Cadê Alexandria?
O livro só se torna livro quando alguém o toma e tiranicamente o abre. Enquanto não acontece tal violência, ele não passa de um amontoado de folhas em profunda paz. Tem que haver uma revolução para transformar este emaranhado de folhas em livro. Caso contrário ele permanece um nada. Algo fútil e sem utilidade. É por isso que vemos nas casas dos pacificadores livros que servem de apoio em mesas e cadeiras. E nas casas dos rebeldes há diversas orelhas em diversos livros. Porque só os livros têm orelhas! Eis quando percebemos que um amontoado de folhas torna-se um livro: as orelhas! Nas orelhas estão resquícios de células rebeldes. Nas orelhas estão as digitais indeléveis de criminosos. Mas na casa dos pacificadores todos os livros têm as marcas dos pés de cadeiras e de mesas preguiçosas. É necessário que sejamos violentos e a cada dia desvirginarmos páginas e mais páginas. Temos que dar a luz a vários livros. Pois as páginas que permanecem arrumadas nas estantes dos covardes produzem mofo.

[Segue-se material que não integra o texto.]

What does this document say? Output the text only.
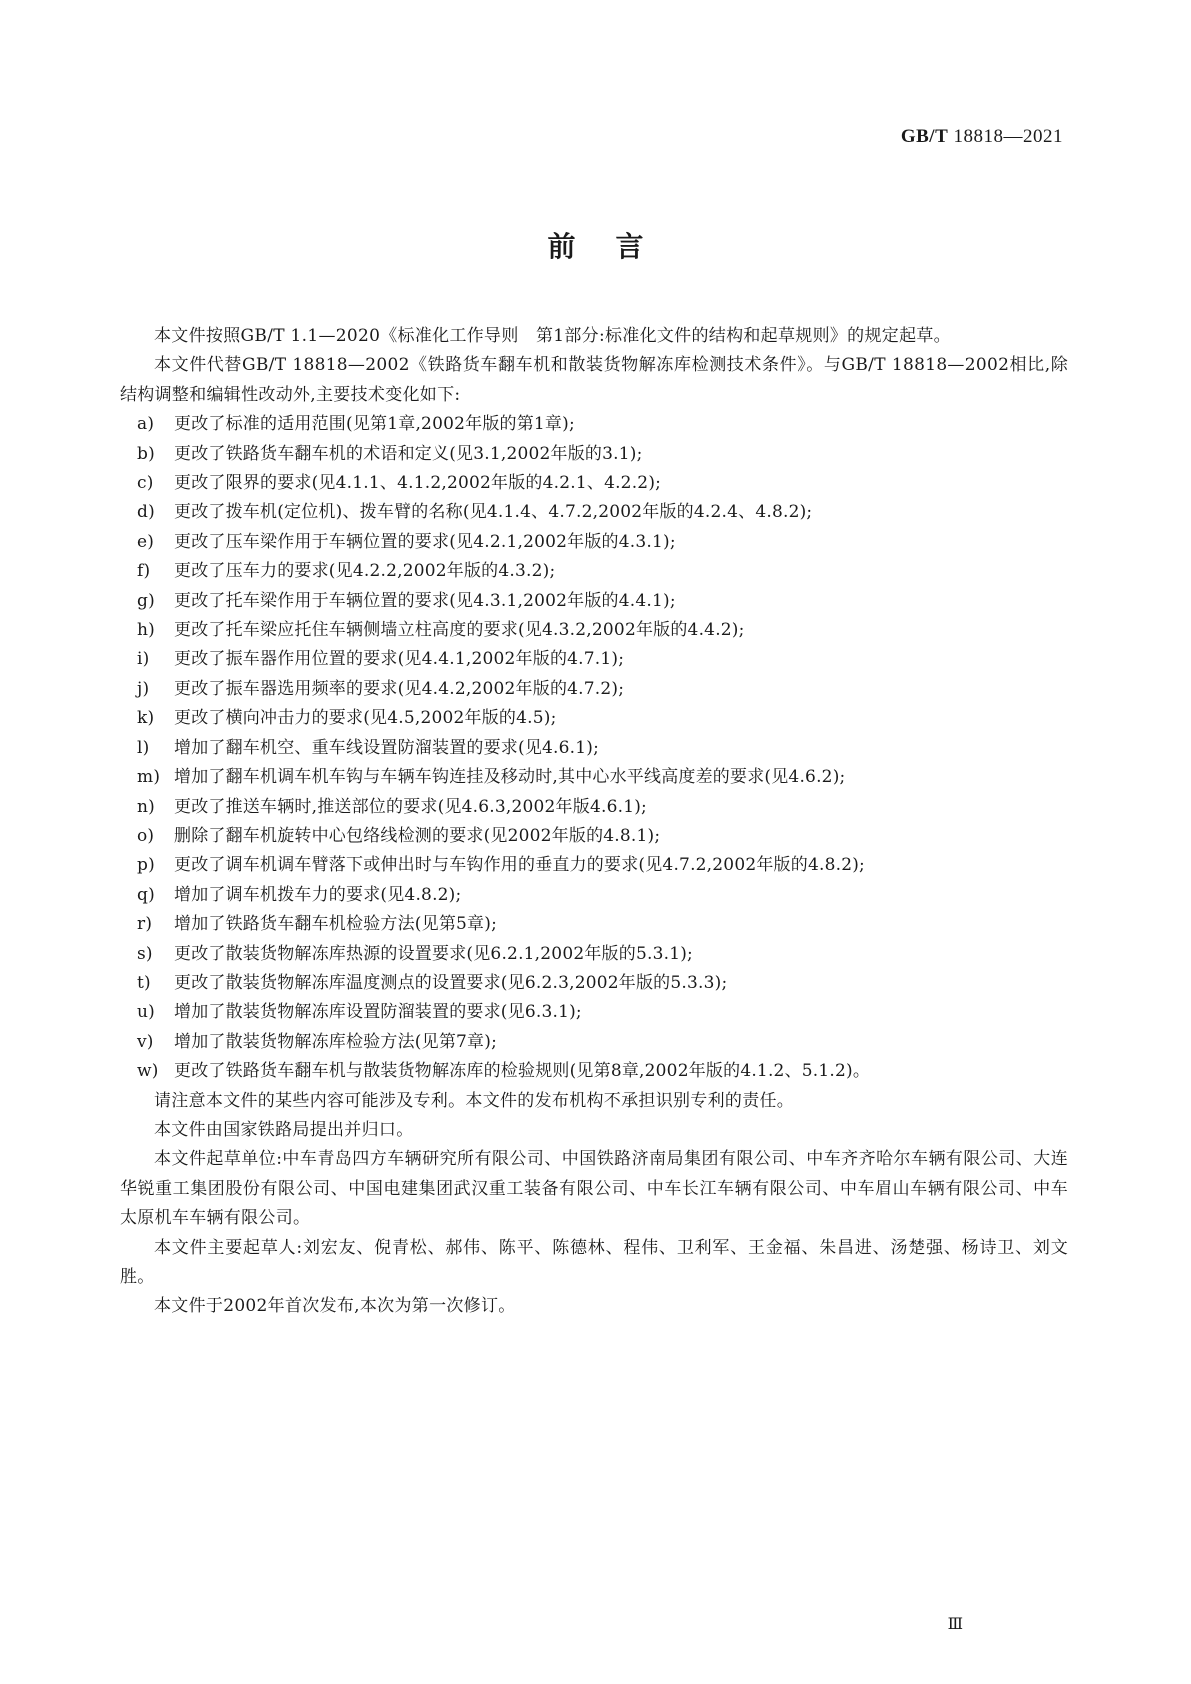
GB/T 18818—2021
前言

本文件按照GB/T 1.1—2020《标准化工作导则　第1部分:标准化文件的结构和起草规则》的规定起草。

本文件代替GB/T 18818—2002《铁路货车翻车机和散装货物解冻库检测技术条件》。与GB/T 18818—2002相比,除结构调整和编辑性改动外,主要技术变化如下:

a) 更改了标准的适用范围(见第1章,2002年版的第1章);

b) 更改了铁路货车翻车机的术语和定义(见3.1,2002年版的3.1);

c) 更改了限界的要求(见4.1.1、4.1.2,2002年版的4.2.1、4.2.2);

d) 更改了拨车机(定位机)、拨车臂的名称(见4.1.4、4.7.2,2002年版的4.2.4、4.8.2);

e) 更改了压车梁作用于车辆位置的要求(见4.2.1,2002年版的4.3.1);

f) 更改了压车力的要求(见4.2.2,2002年版的4.3.2);

g) 更改了托车梁作用于车辆位置的要求(见4.3.1,2002年版的4.4.1);

h) 更改了托车梁应托住车辆侧墙立柱高度的要求(见4.3.2,2002年版的4.4.2);

i) 更改了振车器作用位置的要求(见4.4.1,2002年版的4.7.1);

j) 更改了振车器选用频率的要求(见4.4.2,2002年版的4.7.2);

k) 更改了横向冲击力的要求(见4.5,2002年版的4.5);

l) 增加了翻车机空、重车线设置防溜装置的要求(见4.6.1);

m) 增加了翻车机调车机车钩与车辆车钩连挂及移动时,其中心水平线高度差的要求(见4.6.2);

n) 更改了推送车辆时,推送部位的要求(见4.6.3,2002年版4.6.1);

o) 删除了翻车机旋转中心包络线检测的要求(见2002年版的4.8.1);

p) 更改了调车机调车臂落下或伸出时与车钩作用的垂直力的要求(见4.7.2,2002年版的4.8.2);

q) 增加了调车机拨车力的要求(见4.8.2);

r) 增加了铁路货车翻车机检验方法(见第5章);

s) 更改了散装货物解冻库热源的设置要求(见6.2.1,2002年版的5.3.1);

t) 更改了散装货物解冻库温度测点的设置要求(见6.2.3,2002年版的5.3.3);

u) 增加了散装货物解冻库设置防溜装置的要求(见6.3.1);

v) 增加了散装货物解冻库检验方法(见第7章);

w) 更改了铁路货车翻车机与散装货物解冻库的检验规则(见第8章,2002年版的4.1.2、5.1.2)。

请注意本文件的某些内容可能涉及专利。本文件的发布机构不承担识别专利的责任。

本文件由国家铁路局提出并归口。

本文件起草单位:中车青岛四方车辆研究所有限公司、中国铁路济南局集团有限公司、中车齐齐哈尔车辆有限公司、大连华锐重工集团股份有限公司、中国电建集团武汉重工装备有限公司、中车长江车辆有限公司、中车眉山车辆有限公司、中车太原机车车辆有限公司。

本文件主要起草人:刘宏友、倪青松、郝伟、陈平、陈德林、程伟、卫利军、王金福、朱昌进、汤楚强、杨诗卫、刘文胜。

本文件于2002年首次发布,本次为第一次修订。

Ⅲ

Traça. Insetos que consomem milenarmente páginas. Cada página esquecida na estante é a morte eterna dum pensador qualquer. Eis a missão da revolução: o extermínio das belas Bibliotecas e das suas belas Estantes. A destruição de suas paredes, de suas cadeiras e mesas oitocentistas. Somente assim suas páginas poderão ganhar vida. Só assim elas se tornarão conhecidas das gentes, mas enquanto elas estiverem organizadas alfabeticamente nas prateleiras tímidas duma qualquer Biblioteca, elas sempre serão folhas. Folhas. Folhas!
As vezes é preciso duma guerra para que nasçam livros!